„Nie ma żadnych zagrożeń, które by mogły uzasadniać militaryzację regionu Morza Bałtyckiego” – stwierdził minister spraw zagranicznych Siergiej Ławrow na poniedziałkowym spotkaniu ze swoim fińskim odpowiednikiem, Timo Solinim.
Ławrow powiedział także, że rosyjskie władze wyraziły swoje zaniepokojenie z powodu skoncentrowania sił NATO blisko swoich granic. Negatywnie ocenił plan zaangażowania militarnego sojuszu we wschodniej Europie oraz wyraził zaniepokojenie przesunięciem się sił Sojuszu w stronę granic Rosji.
Minister podkreślił, że Rosja nie ma i nigdy nie miała planów ataku na żadne państwo Układu Północnoatlantyckiego.
Czytaj także: Geostrategia, czas na radykalne zmiany
Jestem przekonany, że rzetelni i uczciwi politycy wiedzą, że Rosja nigdy nie zaatakuje żadnego państwa należącego do NATO. […] Myślę, że szefowie Paktu wiedzą o tym doskonale, ale używają tego pretekstu, by wdrożyć więcej zaangażowania wojskowego jako gwarancję, że Stany Zjednoczone będą miały oko na tym terytorium.
– powiedział Ławrow.
Zaznaczył jednak, że Rosja zastrzega sobie prawo suwerennego reagowania na zachowania NATO, jeżeli uznają to za konieczne.
Nie ukrywamy naszej negatywnej postawy wobec kursu NATO, polegającym na przeniesieniu militarnej infrastruktury bliżej naszych granic. […] Jednym z głównych zagrożeń dla Rosji jest dalsza ekspansja Paktu na wschód oraz polityka sojuszników, polegająca na używaniu siły militarnej z pogwałceniem praw międzynarodowych, jak to było w przypadku Libii i Jugosławii.
– stwierdził rosyjski minister spraw zagranicznych.
W opinii Ławrowa, NATO wykorzystało sytuację na Ukrainie, żeby znaleźć nowe powody dla istnienia Paktu i rozszerzania jego znaczenia w Europie Zachodniej:
Nasze poważne analizy nie pozostawiają wątpliwości, że NATO wykorzystało zamach stanu na Ukrainie oraz naszą odpowiedź na dyskryminację Rosjan na Ukrainie, żeby znaleźć nowe uzasadnienie dla istnienia sojuszu
Anaconda 2016
Dziś rozpoczęły się ćwiczenia NATO – „Anakonda-16”. Jest to szósta edycja ćwiczeń z udziałem 19 państw członkowskich NATO i 5 państw Partnerstwa dla Pokoju.

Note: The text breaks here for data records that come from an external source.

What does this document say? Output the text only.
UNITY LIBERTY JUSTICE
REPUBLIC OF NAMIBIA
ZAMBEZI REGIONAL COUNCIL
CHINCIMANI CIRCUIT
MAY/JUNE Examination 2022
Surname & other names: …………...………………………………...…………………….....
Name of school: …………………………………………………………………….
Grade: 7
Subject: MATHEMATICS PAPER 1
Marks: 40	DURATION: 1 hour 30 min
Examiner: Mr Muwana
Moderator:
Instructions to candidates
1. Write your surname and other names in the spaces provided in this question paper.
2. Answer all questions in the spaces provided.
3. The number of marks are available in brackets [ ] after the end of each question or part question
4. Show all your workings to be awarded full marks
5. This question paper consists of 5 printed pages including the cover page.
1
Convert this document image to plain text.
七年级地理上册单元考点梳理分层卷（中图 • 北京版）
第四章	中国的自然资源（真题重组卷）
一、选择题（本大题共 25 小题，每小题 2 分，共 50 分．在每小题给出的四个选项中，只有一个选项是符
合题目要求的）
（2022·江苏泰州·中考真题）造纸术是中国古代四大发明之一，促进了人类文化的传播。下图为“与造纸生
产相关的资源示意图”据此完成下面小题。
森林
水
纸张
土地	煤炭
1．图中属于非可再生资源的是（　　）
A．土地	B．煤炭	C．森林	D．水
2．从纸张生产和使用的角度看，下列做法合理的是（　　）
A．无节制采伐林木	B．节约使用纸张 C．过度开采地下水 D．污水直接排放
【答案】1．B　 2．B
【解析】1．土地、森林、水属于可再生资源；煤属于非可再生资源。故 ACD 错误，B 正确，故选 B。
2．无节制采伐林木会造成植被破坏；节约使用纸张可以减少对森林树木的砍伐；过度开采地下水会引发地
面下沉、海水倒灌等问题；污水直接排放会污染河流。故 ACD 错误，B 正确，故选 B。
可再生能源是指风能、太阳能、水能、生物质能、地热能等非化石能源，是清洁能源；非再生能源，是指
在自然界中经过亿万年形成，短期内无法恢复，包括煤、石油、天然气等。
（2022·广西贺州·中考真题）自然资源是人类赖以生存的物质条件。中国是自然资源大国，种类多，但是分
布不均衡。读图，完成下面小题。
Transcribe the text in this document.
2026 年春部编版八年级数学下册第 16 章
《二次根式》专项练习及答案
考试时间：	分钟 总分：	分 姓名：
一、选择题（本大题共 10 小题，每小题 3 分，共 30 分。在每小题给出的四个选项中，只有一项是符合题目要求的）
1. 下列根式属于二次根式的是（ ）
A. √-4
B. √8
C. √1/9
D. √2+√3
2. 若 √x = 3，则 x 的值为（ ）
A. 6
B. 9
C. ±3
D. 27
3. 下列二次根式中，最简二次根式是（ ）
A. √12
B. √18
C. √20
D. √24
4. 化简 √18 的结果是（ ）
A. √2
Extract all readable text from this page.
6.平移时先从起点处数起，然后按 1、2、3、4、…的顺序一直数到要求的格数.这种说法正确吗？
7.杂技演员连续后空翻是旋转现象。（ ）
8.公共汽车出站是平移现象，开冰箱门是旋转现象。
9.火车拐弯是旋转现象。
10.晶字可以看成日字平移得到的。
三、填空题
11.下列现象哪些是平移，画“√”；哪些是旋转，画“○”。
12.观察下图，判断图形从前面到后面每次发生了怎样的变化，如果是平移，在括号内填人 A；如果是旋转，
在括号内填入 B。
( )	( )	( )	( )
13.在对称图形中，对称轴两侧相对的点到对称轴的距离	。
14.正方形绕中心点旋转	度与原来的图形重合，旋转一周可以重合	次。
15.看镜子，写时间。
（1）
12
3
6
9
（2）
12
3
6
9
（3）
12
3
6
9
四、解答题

Prowadzone będą przez dziesięć najbliższych dni i są najważniejszym przedsięwzięciem szkoleniowym Sił Zbrojnych RP w 2016 roku.
W czterech komponentach: lądowym, powietrznym, morskim i wojsk specjalnych, ćwiczyć będzie ok. 31 000 żołnierzy, w tym 12 000 z Polski. Zaangażowane zasoby to 3000 różnego rodzaju pojazdów, 105 samolotów i śmigłowców oraz 12 okrętów marynarki wojennej.